Methods: 62 consecutive subjects [49 men, aged 48±7 years, 31 smokers, body mass index (BMI) 31.9±4.9kg/m2) with stage I-II untreated-uncomplicated hypertension and OSAS diagnosed by polysomnography (PSG) [apnea/hypopnea index (AHI)> 5] and a control group of 70 untreated hypertensives with negative PSG (without OSAS) matched for age, sex, BMI, smoking status, and 24h systolic blood pressure (BP) were studied. All subjects underwent 24h ambulatory BP monitoring, echocardiography study while full metabolic profile and asymmetric dimethyl arginine (ADMA), were assessed.

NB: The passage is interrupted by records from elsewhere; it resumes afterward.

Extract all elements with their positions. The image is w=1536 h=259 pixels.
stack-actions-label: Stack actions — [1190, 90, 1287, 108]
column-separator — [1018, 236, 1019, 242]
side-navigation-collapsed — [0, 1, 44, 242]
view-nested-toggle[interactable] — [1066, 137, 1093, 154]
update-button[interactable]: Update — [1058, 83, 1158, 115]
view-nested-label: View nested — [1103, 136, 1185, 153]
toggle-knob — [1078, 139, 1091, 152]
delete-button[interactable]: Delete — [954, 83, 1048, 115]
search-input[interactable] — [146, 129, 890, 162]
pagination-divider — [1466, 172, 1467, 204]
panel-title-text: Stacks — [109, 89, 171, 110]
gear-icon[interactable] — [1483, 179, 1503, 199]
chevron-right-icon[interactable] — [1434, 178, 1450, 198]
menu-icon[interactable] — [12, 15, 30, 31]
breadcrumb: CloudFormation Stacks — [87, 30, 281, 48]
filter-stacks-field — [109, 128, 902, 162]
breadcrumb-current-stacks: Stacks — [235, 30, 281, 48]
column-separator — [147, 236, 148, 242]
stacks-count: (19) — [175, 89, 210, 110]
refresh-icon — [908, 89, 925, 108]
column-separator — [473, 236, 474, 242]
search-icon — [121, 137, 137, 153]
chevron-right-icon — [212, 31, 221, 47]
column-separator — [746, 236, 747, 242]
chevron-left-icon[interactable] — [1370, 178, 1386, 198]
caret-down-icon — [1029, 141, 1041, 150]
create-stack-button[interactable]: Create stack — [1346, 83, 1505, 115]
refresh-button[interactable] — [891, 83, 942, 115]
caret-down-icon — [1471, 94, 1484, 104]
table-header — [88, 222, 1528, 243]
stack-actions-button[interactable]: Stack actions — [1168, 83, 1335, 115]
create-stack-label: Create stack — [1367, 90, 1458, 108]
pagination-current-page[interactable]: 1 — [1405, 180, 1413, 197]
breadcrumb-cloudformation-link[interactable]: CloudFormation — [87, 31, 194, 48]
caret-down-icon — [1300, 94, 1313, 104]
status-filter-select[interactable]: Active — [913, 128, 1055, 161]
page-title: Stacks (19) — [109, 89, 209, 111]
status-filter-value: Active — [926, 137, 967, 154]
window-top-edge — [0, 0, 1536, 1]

ADMA was measured twice (morning and evening values were finally averaged).
Results: Hypertensives with OSAS compared to hypertensives without OSAS had similar levels of 24h systolic BP, 24h pulse pressure and 24h heart rate (140±9 vs.138±6 mmHg, 53. ± 5 vs. 53±6 mmHg, and 80±6 vs. 79±7 b/min, p=NS in all cases), while 24h diastolic BP and nighttime pulse pressure were higher in OSAS group (87±6 vs. 84±7 mmHg, p<0.03 and 49±9 vs. 45±10, p<0.008). Left ventricle mass index was greater in hypertensives with OSAS compared to those without OSAS (109±23 vs. 100±25 gr/m2), while relative wall thickness (0.45±0.07 vs. 0.45±0.08, p=NS) and metabolic profile (regarding glucose levels, glucosided hemoglobin, low and high density lipoprotein cholesterol, and triglycerides) did not differ between the two groups (p=NS, in all cases). Levels of logADMA were increased in OSAS hypertensives compared to those without OSAS (−0.25±0.09 vs. −0.31±0.08 μmol/l, p<0.0001). In a covariance analysis model (ANCOVA) the difference in ADMA, remained significant even after adjustment for several confounders (p<0.05). ADMA levels were correlated with the presence of OSAS (r=0.33, p<0.0001), logAHI (r=0.41, p<0.0001) and minimum oxygen saturation during sleep (r=−0.38, p<0.0001)
Conclusions: OSAS has a detrimental effect on endothelial function in the setting of hypertension. Our findings suggest that early atherosclerosis in OSAS and hypertension may be driven by pronounced endothelial dysfunction impairment accelerating further vascular damage.